Prediction and Results

We decided to do predictions using the gradient boosing model since it has the best performance. We also put in the linear SVM model as a baseline for comparison. We fit the models on post-2008 data and made predictions.

predictions

As we can see, our models over-predict between 2008 and 2013 but do pretty well after 2013. This could be because after the introduction of the new auction format, people are still searching for the best strategies to bid, which could cause the result not at equilibrium.
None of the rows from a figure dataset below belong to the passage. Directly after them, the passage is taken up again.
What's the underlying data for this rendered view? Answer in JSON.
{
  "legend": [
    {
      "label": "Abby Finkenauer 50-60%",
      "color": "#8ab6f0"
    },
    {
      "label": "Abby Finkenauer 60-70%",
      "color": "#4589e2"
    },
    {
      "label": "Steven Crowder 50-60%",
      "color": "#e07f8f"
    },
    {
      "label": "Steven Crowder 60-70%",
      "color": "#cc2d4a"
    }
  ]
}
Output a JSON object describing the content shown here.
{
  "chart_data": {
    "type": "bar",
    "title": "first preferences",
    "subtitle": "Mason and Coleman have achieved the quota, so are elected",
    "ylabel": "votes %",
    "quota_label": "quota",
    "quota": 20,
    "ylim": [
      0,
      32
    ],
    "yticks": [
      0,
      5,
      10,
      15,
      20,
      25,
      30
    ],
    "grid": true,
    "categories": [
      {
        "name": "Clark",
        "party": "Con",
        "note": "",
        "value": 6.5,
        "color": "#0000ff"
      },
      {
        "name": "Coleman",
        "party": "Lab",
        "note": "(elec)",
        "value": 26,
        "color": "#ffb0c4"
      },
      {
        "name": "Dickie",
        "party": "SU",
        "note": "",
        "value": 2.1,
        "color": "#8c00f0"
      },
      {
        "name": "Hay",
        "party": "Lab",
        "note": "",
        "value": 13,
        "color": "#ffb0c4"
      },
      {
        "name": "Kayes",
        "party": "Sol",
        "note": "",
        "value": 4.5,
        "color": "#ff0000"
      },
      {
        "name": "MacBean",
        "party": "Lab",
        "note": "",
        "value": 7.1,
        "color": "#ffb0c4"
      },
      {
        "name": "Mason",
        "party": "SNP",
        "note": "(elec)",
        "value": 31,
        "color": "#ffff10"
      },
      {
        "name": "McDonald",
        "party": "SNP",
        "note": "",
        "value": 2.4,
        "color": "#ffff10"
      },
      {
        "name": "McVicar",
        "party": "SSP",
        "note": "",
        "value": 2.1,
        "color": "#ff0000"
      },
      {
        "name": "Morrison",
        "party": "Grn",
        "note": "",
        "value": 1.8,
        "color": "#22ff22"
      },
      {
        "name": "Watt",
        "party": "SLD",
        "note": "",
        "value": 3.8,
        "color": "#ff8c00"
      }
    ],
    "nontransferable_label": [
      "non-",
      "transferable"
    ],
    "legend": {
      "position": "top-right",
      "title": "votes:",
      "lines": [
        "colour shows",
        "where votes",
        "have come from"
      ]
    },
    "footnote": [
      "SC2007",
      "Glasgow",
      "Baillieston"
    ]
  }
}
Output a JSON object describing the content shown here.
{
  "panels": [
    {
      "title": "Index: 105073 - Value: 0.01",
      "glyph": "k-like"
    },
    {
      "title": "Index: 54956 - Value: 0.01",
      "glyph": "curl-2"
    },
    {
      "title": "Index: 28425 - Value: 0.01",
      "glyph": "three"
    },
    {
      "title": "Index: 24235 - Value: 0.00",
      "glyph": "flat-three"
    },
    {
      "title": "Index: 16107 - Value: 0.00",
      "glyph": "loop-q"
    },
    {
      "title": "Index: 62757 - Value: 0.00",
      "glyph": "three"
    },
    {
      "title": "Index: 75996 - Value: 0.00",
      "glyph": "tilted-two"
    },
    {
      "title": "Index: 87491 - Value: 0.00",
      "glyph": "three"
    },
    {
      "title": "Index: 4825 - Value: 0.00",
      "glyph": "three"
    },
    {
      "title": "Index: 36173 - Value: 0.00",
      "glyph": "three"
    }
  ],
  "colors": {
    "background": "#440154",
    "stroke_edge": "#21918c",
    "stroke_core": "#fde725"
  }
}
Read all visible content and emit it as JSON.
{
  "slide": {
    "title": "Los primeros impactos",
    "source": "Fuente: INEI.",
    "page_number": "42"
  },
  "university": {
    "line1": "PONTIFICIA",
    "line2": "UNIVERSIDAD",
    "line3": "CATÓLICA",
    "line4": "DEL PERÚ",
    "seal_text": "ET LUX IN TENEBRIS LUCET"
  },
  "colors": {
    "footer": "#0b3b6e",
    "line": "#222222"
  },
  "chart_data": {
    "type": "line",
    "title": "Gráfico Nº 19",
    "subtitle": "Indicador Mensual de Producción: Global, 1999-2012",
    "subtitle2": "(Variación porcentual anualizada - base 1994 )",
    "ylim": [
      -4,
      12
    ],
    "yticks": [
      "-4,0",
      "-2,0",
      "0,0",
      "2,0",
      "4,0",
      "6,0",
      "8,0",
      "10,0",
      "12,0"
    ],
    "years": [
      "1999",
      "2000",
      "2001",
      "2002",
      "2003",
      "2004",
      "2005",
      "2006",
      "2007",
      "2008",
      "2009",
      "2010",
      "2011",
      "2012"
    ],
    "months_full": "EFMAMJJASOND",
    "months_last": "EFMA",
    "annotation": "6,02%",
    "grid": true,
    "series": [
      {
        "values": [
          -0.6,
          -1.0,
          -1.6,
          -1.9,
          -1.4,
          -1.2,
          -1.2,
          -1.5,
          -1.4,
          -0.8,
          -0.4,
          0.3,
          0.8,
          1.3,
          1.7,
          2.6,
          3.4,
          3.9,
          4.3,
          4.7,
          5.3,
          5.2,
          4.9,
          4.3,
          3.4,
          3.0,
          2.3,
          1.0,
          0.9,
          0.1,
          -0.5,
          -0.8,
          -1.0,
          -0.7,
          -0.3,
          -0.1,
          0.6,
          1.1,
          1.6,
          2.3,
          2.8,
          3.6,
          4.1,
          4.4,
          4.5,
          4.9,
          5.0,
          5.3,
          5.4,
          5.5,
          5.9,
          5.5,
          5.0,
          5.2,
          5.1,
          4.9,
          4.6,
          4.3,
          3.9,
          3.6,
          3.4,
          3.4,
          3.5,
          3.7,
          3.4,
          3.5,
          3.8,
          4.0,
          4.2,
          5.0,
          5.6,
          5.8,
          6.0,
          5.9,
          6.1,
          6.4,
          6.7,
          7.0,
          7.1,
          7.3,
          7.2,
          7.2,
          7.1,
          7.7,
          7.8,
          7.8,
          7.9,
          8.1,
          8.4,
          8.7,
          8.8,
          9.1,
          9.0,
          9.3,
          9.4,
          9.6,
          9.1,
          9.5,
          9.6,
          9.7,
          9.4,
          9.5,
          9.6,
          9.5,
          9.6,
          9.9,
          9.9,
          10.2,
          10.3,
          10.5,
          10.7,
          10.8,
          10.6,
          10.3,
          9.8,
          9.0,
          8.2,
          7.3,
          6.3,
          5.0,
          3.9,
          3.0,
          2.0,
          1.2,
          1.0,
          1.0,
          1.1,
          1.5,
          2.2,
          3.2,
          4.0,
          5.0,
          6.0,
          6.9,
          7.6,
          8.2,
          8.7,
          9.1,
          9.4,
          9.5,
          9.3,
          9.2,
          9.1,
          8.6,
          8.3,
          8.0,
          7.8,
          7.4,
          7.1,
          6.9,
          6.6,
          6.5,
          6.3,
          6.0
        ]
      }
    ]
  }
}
Looking at our predictions for pre-2008 data, it would seem that there is no statistically significant differences between the outcomes of the two formats when we factored in the RMSE. Therefore, we conclude that despite the new auction format was designed to reduce price, there is no evidence that it achieves that goal.

Discussion

From our analysis, it doesn't seem that the new auction format introduced in 2008 actually reduced the price of license plates. The only visible difference that it made was that the new format limited the spread of bids. This observation is supported in Holt's paper where it finds that "the auction process tend to produce a noisy, somewhat flat correlation between bids and bidders’ private values in a very tight 'bid window'." And because of this, overall efficiency of the auction goes down.

Going forward, since our model is able to predict prices after 2013 pretty well, bidders in the future could utilize our model to help them formulate their bids. As for suggestions for the government, the current auction format might not be the most efficient one out there. Holt's paper suggested a lottery system, this has a lot of potential of reducing the price of license plates as well as limit the amount of traffic on the road.